The most intriguing exhibitions tell stories. Some are mysterious, some dramatic. Some are historic, and others transcend time.
But exhibitions like Stephanie Cole’s “My Life in Pieces,” on view now at the Cape Ann Museum, are personal. Profoundly personal.
Memory can be focused on a discrete event—a trauma, a confrontation, an unexpected happiness. Or it can be conveyed through the accreted collection of everyday materials, fabricated gracefully to create momentum. As in Cole’s case.
The Rockport artist, trained as a painter, practiced her craft sporadically while raising her two daughters—one of them noted pop singer Paula Cole. But for the past three decades, she has privately turned from painting—which she now describes as inadequate—to building sculptural mosaics. The works are shrine-like acknowledgements of milestones in her life, tributes to loved ones and lost ones, or political statements.
Nine of these mosaic assemblages are on view in “My Life in Pieces,” along with three sewn mannequin-type dolls.
For the mosaics, Cole assembled mixed media—ceramics of all kinds, broken plates, many small figurines, shells, typewriter keys, buttons. She frames them as violin cases, altars, grandfather clocks—so that the outward shape mimics something familiar, while the materials used are a hodgepodge of the seemingly haphazard.
For all their many parts, and dense exposition, the sculptures present an arresting calmness. Hundreds of details blend easily together to tell a story. The disparate nature of the media cannot be missed, but in Cole’s arrangements they acquire an unmistakable unity.
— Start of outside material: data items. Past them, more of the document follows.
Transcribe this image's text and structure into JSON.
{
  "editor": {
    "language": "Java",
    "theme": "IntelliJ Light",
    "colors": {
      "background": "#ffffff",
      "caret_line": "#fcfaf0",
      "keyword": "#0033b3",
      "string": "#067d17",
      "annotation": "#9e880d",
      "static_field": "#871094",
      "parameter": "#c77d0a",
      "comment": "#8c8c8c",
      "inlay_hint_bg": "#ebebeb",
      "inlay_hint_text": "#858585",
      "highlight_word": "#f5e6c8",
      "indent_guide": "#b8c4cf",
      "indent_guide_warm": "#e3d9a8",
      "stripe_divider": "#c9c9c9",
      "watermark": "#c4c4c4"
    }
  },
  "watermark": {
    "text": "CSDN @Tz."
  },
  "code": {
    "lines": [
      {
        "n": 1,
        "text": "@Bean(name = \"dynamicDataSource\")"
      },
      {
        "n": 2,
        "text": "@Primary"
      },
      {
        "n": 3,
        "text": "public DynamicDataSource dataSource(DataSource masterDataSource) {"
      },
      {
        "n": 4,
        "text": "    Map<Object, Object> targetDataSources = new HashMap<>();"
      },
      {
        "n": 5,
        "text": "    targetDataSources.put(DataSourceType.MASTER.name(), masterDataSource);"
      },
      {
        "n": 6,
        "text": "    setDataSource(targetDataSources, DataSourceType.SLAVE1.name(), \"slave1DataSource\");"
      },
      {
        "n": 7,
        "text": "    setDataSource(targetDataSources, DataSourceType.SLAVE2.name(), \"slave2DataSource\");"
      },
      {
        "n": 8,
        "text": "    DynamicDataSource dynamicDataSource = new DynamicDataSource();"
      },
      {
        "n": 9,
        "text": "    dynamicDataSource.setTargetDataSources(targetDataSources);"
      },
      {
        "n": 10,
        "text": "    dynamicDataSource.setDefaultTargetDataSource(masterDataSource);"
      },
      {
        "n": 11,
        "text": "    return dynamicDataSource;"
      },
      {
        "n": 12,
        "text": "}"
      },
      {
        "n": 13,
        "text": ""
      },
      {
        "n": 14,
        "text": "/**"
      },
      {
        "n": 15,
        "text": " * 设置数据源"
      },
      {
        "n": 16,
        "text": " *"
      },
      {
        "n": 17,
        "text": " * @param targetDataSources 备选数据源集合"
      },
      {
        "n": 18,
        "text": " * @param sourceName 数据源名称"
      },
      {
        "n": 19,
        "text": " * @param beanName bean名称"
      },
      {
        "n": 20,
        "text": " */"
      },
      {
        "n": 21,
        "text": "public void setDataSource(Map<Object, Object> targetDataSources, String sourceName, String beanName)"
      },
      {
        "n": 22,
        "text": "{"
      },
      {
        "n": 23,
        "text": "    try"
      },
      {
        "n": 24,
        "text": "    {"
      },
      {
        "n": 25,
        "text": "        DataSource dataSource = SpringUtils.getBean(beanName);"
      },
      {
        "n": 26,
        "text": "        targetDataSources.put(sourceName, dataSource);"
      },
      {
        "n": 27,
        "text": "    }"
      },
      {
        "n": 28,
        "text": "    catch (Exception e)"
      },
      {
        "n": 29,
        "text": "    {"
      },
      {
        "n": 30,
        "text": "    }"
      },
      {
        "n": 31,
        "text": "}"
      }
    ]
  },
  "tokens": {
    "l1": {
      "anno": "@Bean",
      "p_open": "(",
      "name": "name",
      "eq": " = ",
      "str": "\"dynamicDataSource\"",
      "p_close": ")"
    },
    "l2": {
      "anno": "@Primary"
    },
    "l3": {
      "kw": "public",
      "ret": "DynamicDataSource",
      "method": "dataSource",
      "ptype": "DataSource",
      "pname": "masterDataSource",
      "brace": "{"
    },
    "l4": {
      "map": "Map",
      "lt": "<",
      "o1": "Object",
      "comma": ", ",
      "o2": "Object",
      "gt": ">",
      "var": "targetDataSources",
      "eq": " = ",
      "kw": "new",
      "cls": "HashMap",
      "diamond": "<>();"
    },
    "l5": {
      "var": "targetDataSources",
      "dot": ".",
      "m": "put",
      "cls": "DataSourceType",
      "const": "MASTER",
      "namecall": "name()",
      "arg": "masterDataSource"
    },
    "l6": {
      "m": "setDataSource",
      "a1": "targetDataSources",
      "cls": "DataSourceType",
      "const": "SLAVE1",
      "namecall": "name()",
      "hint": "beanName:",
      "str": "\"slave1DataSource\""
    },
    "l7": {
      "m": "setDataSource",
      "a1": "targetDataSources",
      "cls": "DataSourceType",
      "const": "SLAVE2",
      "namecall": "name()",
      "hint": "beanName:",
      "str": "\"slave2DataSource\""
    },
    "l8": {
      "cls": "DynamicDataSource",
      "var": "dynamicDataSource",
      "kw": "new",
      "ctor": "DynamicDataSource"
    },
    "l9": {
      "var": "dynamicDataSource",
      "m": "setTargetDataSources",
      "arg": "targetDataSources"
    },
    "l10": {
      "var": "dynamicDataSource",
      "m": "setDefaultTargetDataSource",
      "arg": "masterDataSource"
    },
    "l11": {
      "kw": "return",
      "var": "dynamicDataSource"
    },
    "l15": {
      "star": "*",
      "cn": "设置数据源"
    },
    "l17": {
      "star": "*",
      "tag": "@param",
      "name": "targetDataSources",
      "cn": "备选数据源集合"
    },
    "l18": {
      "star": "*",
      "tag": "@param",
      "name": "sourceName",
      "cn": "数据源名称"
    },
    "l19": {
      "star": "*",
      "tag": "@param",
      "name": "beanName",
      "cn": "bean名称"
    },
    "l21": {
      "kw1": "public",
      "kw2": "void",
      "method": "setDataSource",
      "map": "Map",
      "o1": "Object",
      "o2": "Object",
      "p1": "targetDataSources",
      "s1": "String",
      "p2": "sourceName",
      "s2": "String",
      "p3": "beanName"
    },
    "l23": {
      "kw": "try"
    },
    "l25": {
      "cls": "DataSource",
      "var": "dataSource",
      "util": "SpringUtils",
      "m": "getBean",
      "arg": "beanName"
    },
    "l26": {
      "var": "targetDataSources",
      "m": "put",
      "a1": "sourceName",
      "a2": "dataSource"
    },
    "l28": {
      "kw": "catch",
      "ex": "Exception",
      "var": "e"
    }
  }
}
Her random objects find peace—and meaning—together.
Their titles reveal the artist’s mind, and add to the expression: “Depressing Issue,” “Dining Room Window,” “Mom.” Another, labeled “Paradise,” one of the altar-like assemblages, has an accompanying pen-and-pencil sketch, offering a modest example of the transition from idea to finished product.
Any collection evoking an artist’s memories transforms itself through the viewer’s gaze. We can’t know the artist, or her precise intentions, but we can feel our own impressions. Especially when the work has such a seamless, organic quality—belying its hectic initial appearance as a cluttered aggregation.
Cole invites viewers to “Do the work” of discovering what these assemblages might signify, and the result of those inquiries is perhaps much more expansive than the artist intended.
“My Life in Pieces: Painting with Stuff” marks a coming out for Cole, who has worked privately on the mosaics since the 1980s, and is now showing them publicly for the first time. Her work will be the subject of a subsequent exhibition as well, “Secular Cathedral,” at Brockton’s Fuller Craft Museum next January.